Plaintiffs’ attorneys often argue that the defendant knowingly hired and continued to employ a driver with a poor driving record who was involved in an accident. They also might argue that the driver was not trained or supervised to ensure that they used safe driving techniques.
This doctrine holds that an employer and an employee acting within the scope of his employment comprise a single liable entity in regard to an accident. However, when negligent entrustment applies to a case in some states, the plaintiff’s attorney can pursue a direct cause of action against the employer with a separate allocation of fault, a case value multiplier.
Bricker cited an example of how this strategy can work against defendants: a 2014 accident in Texas.

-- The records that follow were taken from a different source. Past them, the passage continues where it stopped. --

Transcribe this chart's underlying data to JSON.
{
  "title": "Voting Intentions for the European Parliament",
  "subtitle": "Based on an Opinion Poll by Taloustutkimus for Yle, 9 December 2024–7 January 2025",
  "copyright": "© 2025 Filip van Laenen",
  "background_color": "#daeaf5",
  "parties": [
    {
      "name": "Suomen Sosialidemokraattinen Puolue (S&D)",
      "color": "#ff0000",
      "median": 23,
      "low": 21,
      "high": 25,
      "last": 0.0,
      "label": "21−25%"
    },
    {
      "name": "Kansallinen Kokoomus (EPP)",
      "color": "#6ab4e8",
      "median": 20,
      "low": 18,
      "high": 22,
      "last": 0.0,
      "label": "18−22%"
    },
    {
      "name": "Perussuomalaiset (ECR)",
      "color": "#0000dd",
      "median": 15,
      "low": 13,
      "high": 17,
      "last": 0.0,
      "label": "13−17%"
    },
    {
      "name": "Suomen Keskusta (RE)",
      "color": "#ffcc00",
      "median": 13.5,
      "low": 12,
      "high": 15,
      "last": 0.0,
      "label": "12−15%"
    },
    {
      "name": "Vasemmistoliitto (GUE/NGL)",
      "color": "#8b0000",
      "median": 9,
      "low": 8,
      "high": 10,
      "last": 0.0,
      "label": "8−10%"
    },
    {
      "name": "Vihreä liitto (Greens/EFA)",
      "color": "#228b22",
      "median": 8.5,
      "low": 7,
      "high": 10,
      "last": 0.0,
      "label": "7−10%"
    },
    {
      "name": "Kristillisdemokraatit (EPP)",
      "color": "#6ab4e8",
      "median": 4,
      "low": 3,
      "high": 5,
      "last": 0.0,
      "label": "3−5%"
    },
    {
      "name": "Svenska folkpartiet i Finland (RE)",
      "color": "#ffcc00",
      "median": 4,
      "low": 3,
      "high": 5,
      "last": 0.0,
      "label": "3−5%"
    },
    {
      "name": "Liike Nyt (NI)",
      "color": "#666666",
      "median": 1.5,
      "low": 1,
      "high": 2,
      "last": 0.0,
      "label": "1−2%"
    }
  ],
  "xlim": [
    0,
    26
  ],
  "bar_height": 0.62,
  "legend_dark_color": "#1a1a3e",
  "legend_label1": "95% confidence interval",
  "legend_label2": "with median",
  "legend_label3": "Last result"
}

The plaintiff was awarded $89.7 million despite having lost control, crossed an interstate median, and collided with a tractor-trailer during an ice storm. The plaintiff’s attorney successfully argued that Werner Enterprises’ student truck driver followed an expeditious route through hazardous weather conditions and failed to drive with extreme caution per federal regulations — despite traveling at 50 mph.
The Texas case proves that operational compliance with regulations isn’t enough for transportation companies in the current legal environment. The public is holding them to a higher standard, according to Bricker. He provided several tips for limiting legal exposure to nuclear verdicts:
Utilize technology and data such as cameras and collision avoidance systems. Keep records and preserve any evidence that might be material to pending litigation. When you learn of a problem, focus on the specific incident, but also analyze why it happened, and apply it company-wide.
As an adage goes, claims and cases don’t improve with age. Respond to an accident immediately by identifying the people, documents, and data involved. Even if no one claims they were injured at the scene, there was minor or no property damage, or no tickets were issued, don’t assume that a case won’t be filed in court.
Negotiating settlements early in the process can reduce legal expenses, eliminate fishing expeditions, and reduce long-term legal exposure. Doing so can also preserve a good reputation among employees, business partners, and the community.
This presentation was part of Captive Resources’ Risk Control Webinar Series — regular installments of webinars to educate the group captive members we work with on topics like workplace safety, organizational leadership, and company performance. The thoughts and opinions expressed in these webinars are those of the presenters and do not necessarily reflect Captive Resources’ positions on any of the above topics.